独フォルクスワーゲン(VW)は長年、ドイツの企業モデルの長所と短所の双方を典型的に示してきた。長期的な視点や優れた技術力への傾倒ぶりについては広く称賛されているが、その統治体制を見習おうとする首脳はそれほど多くないだろう。
これは先週辞任するまで同グループの会長として長年君臨してきたフェルディナント・ピエヒ氏個人の二分化した個性によるところが大きい。

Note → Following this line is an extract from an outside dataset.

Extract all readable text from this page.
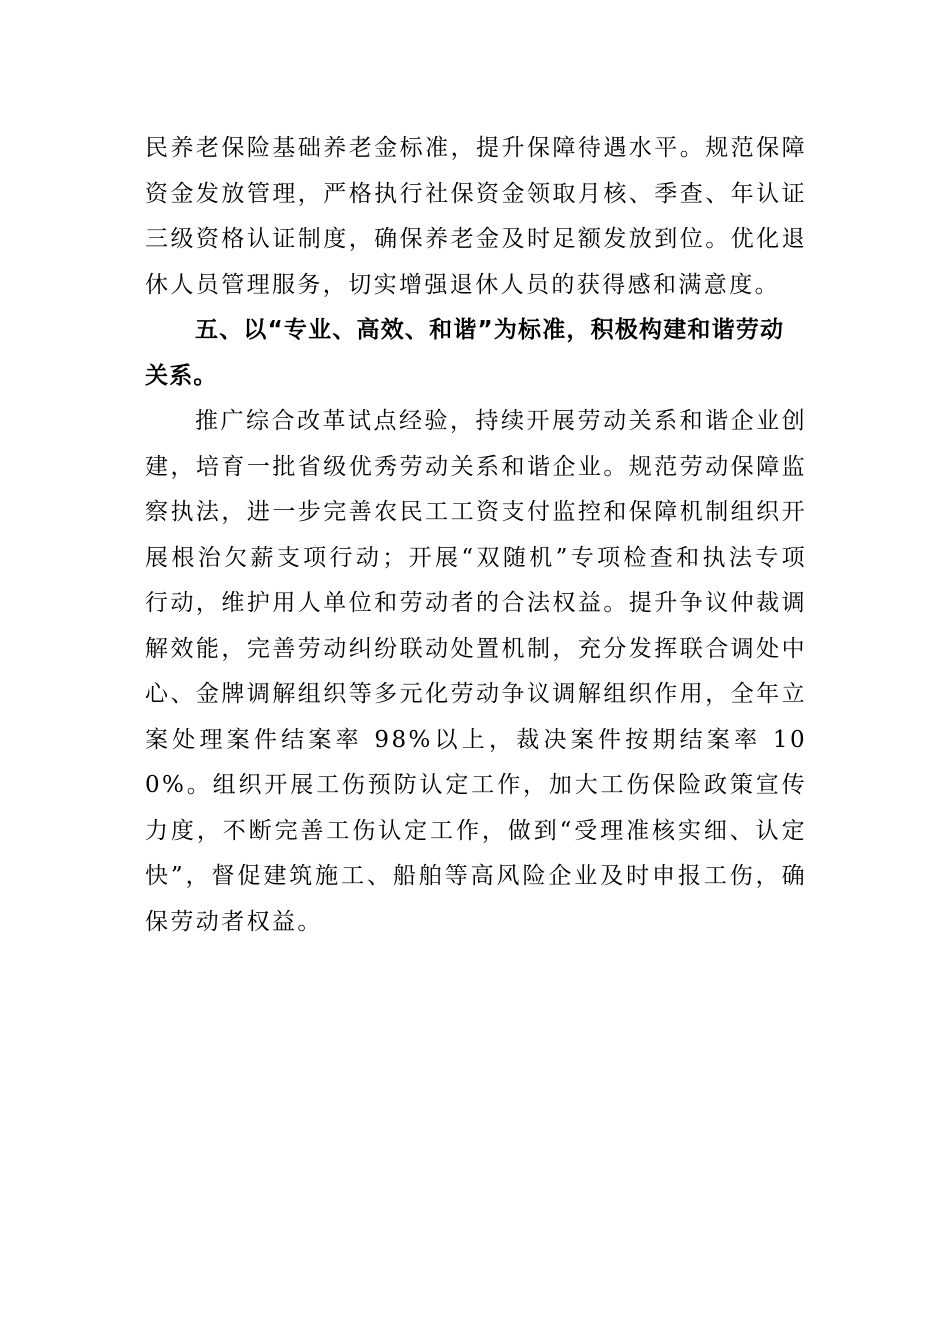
民养老保险基础养老金标准，提升保障待遇水平。规范保障资金发放管理，严格执行社保资金领取月核、季查、年认证三级资格认证制度，确保养老金及时足额发放到位。优化退休人员管理服务，切实增强退休人员的获得感和满意度。

五、以“专业、高效、和谐”为标准，积极构建和谐劳动关系。

推广综合改革试点经验，持续开展劳动关系和谐企业创建，培育一批省级优秀劳动关系和谐企业。规范劳动保障监察执法，进一步完善农民工工资支付监控和保障机制组织开展根治欠薪支项行动；开展“双随机”专项检查和执法专项行动，维护用人单位和劳动者的合法权益。提升争议仲裁调解效能，完善劳动纠纷联动处置机制，充分发挥联合调处中心、金牌调解组织等多元化劳动争议调解组织作用，全年立案处理案件结案率 98%以上，裁决案件按期结案率 100%。组织开展工伤预防认定工作，加大工伤保险政策宣传力度，不断完善工伤认定工作，做到“受理准核实细、认定快”，督促建筑施工、船舶等高风险企业及时申报工伤，确保劳动者权益。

ウォルフスブルグで開かれた式典から去るピエヒ氏(2012年4月)。25日、同氏はVW会長を辞任した=ロイター
ピエヒ氏のVWへの傾倒や自動車生産に携わる者としての手腕に誰も異論はない。同社を象徴する名車「ビートル」を設計したフェルディナント・ポルシェ氏の孫で、有能な技術者でもあるピエヒ氏は、VWの品質へのこだわりと商品としての洗練性を体現していた。1990年代初めには最高経営責任者(CEO)として、破綻寸前に陥っていたVWを救済。ウォルフスブルグの本社の多くの人々にとっては、聖人に近い存在だ。
■資産よりも負債に
だが近年、ピエヒ氏は資産というよりも負債と化してしまった。CEOから会長になると、企業戦略については支配力を維持するケースは多い。ピエヒ氏の権力は伝説の域に達していた。血筋や実績だけでなく、2009年以降は同氏が一部支配権を握る金融持ち株会社ポルシェがVWの議決権の過半数を所有していることがその理由だった。
ピエヒ氏の威光の下では、どのような経営責任者でもその影響から逃れたり、会長がこれまでに過ちを犯したことを示唆するような変更を加えたりすることはほとんど不可能になった。
上流階級で周囲と打ち解けない同氏は、高慢になってきたと感じる部下に容赦なく接した。06年にはベルント・ピッシェツリーダー前CEOを辞任に追いやった。ピエヒ氏自身の辞任は、自ら後任に選んだアウディの元トップ、ヴィンターコーンCEOを同様の目に遭わせようとした結果だ。
投資家が2人の確執の原因をいまだによく分かっていないことがこれを物語っている。ピエヒ氏の「ヴィンターコーン氏から距離を置いている」との発言がさらに詳述されることはなく、ピエヒ氏の辞任理由にもきちんとした説明はなかった。